Par ailleurs, les plaignants ont soutenu que le juge aurait dû déclarer que le régime qui permet la suspension automatique du permis de conduire lors de contrôle routier pour ivresse au volant enfreint l'article 11 de la Charte canadienne des droits et libertés qui stipule entre autres que « Tout inculpé a droit : [...] d) d'être présumé innocent tant qu'il n'est pas déclaré coupable, conformément à la loi, par un tribunal indépendant et impartial à l'issue d'un procès public et équitable [...]. »

Dans sa décision, la Cour d'appel a déclaré entre autres que la suspension d'un permis de conduire était le retrait d'un privilège et non une punition pour un crime et que l'article 11 de la Charte canadienne des droits et libertés ne s'appliquait donc pas.

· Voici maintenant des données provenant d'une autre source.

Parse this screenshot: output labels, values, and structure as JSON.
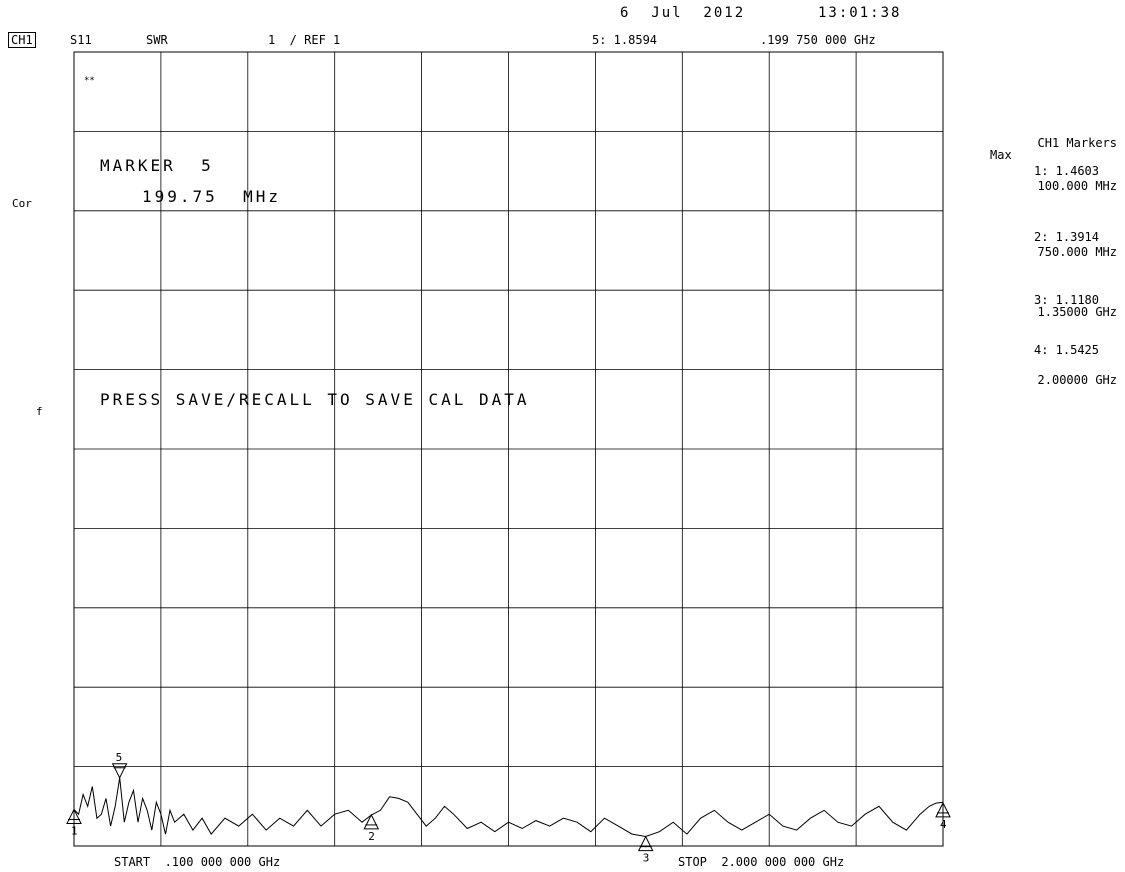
{
  "header": {
    "date": "6  Jul  2012",
    "time": "13:01:38",
    "channel": "CH1",
    "param": "S11",
    "format": "SWR",
    "scale": "1  / REF 1",
    "active_marker": "5: 1.8594",
    "active_freq": ".199 750 000 GHz"
  },
  "left_labels": {
    "cor": "Cor",
    "f": "f"
  },
  "corner_symbol": "**",
  "marker_box": {
    "title": "MARKER  5",
    "value": "199.75  MHz"
  },
  "message": "PRESS SAVE/RECALL TO SAVE CAL DATA",
  "footer": {
    "start": "START  .100 000 000 GHz",
    "stop": "STOP  2.000 000 000 GHz"
  },
  "marker_list": {
    "title": "CH1 Markers",
    "sub": "Max",
    "items": [
      {
        "value": "1: 1.4603",
        "freq": "100.000 MHz"
      },
      {
        "value": "2: 1.3914",
        "freq": "750.000 MHz"
      },
      {
        "value": "3: 1.1180",
        "freq": "1.35000 GHz"
      },
      {
        "value": "4: 1.5425",
        "freq": "2.00000 GHz"
      }
    ]
  },
  "chart_data": {
    "type": "line",
    "x_unit": "GHz",
    "xlim": [
      0.1,
      2.0
    ],
    "ylim": [
      1.0,
      11.0
    ],
    "grid": true,
    "series": [
      {
        "x": [
          0.1,
          0.11,
          0.12,
          0.13,
          0.14,
          0.15,
          0.16,
          0.17,
          0.18,
          0.19,
          0.2,
          0.21,
          0.22,
          0.23,
          0.24,
          0.25,
          0.26,
          0.27,
          0.28,
          0.29,
          0.3,
          0.31,
          0.32,
          0.34,
          0.36,
          0.38,
          0.4,
          0.43,
          0.46,
          0.49,
          0.52,
          0.55,
          0.58,
          0.61,
          0.64,
          0.67,
          0.7,
          0.73,
          0.75,
          0.77,
          0.79,
          0.81,
          0.83,
          0.85,
          0.87,
          0.89,
          0.91,
          0.93,
          0.96,
          0.99,
          1.02,
          1.05,
          1.08,
          1.11,
          1.14,
          1.17,
          1.2,
          1.23,
          1.26,
          1.29,
          1.32,
          1.35,
          1.38,
          1.41,
          1.44,
          1.47,
          1.5,
          1.53,
          1.56,
          1.59,
          1.62,
          1.65,
          1.68,
          1.71,
          1.74,
          1.77,
          1.8,
          1.83,
          1.86,
          1.89,
          1.92,
          1.95,
          1.97,
          1.985,
          2.0
        ],
        "y": [
          1.46,
          1.4,
          1.65,
          1.5,
          1.75,
          1.35,
          1.4,
          1.6,
          1.25,
          1.5,
          1.86,
          1.3,
          1.55,
          1.7,
          1.3,
          1.6,
          1.45,
          1.2,
          1.55,
          1.4,
          1.15,
          1.45,
          1.3,
          1.4,
          1.2,
          1.35,
          1.15,
          1.35,
          1.25,
          1.4,
          1.2,
          1.35,
          1.25,
          1.45,
          1.25,
          1.4,
          1.45,
          1.3,
          1.39,
          1.45,
          1.62,
          1.6,
          1.55,
          1.4,
          1.25,
          1.35,
          1.5,
          1.4,
          1.22,
          1.3,
          1.18,
          1.3,
          1.22,
          1.32,
          1.25,
          1.35,
          1.3,
          1.18,
          1.35,
          1.25,
          1.15,
          1.12,
          1.18,
          1.3,
          1.15,
          1.35,
          1.45,
          1.3,
          1.2,
          1.3,
          1.4,
          1.25,
          1.2,
          1.35,
          1.45,
          1.3,
          1.25,
          1.4,
          1.5,
          1.3,
          1.2,
          1.4,
          1.5,
          1.54,
          1.55
        ]
      }
    ],
    "markers": [
      {
        "label": "1",
        "x": 0.1,
        "y": 1.4603,
        "pointer": "up"
      },
      {
        "label": "2",
        "x": 0.75,
        "y": 1.3914,
        "pointer": "up"
      },
      {
        "label": "3",
        "x": 1.35,
        "y": 1.118,
        "pointer": "up"
      },
      {
        "label": "4",
        "x": 2.0,
        "y": 1.5425,
        "pointer": "up"
      },
      {
        "label": "5",
        "x": 0.19975,
        "y": 1.8594,
        "pointer": "down"
      }
    ]
  }
}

L'appel incident de la province

Finalement, la province avait déposé un appel incident devant la Cour d'appel alléguant que le juge de première instance avait commis une erreur en déclarant que la loi provinciale à l'époque violait l'article 8 de la Charte qui déclare que « Chacun a droit à la protection contre les fouilles, les perquisitions ou les saisies abusives » et que cette violation ne pouvait être justifiée en vertu de l'article 1 qui permet de limiter ce droit dans certaines circonstances.

Les trois juges de la Cour d'appel sont d'accord avec les conclusions du juge Sigurson de la Cour suprême sur cette question et ont donc rejeté l'appel incident de la province.

Dans son ensemble, la décision de la Cour d'appel signifie que la Loi provinciale sur l'alcool au volant telle qu'elle existe actuellement est maintenue.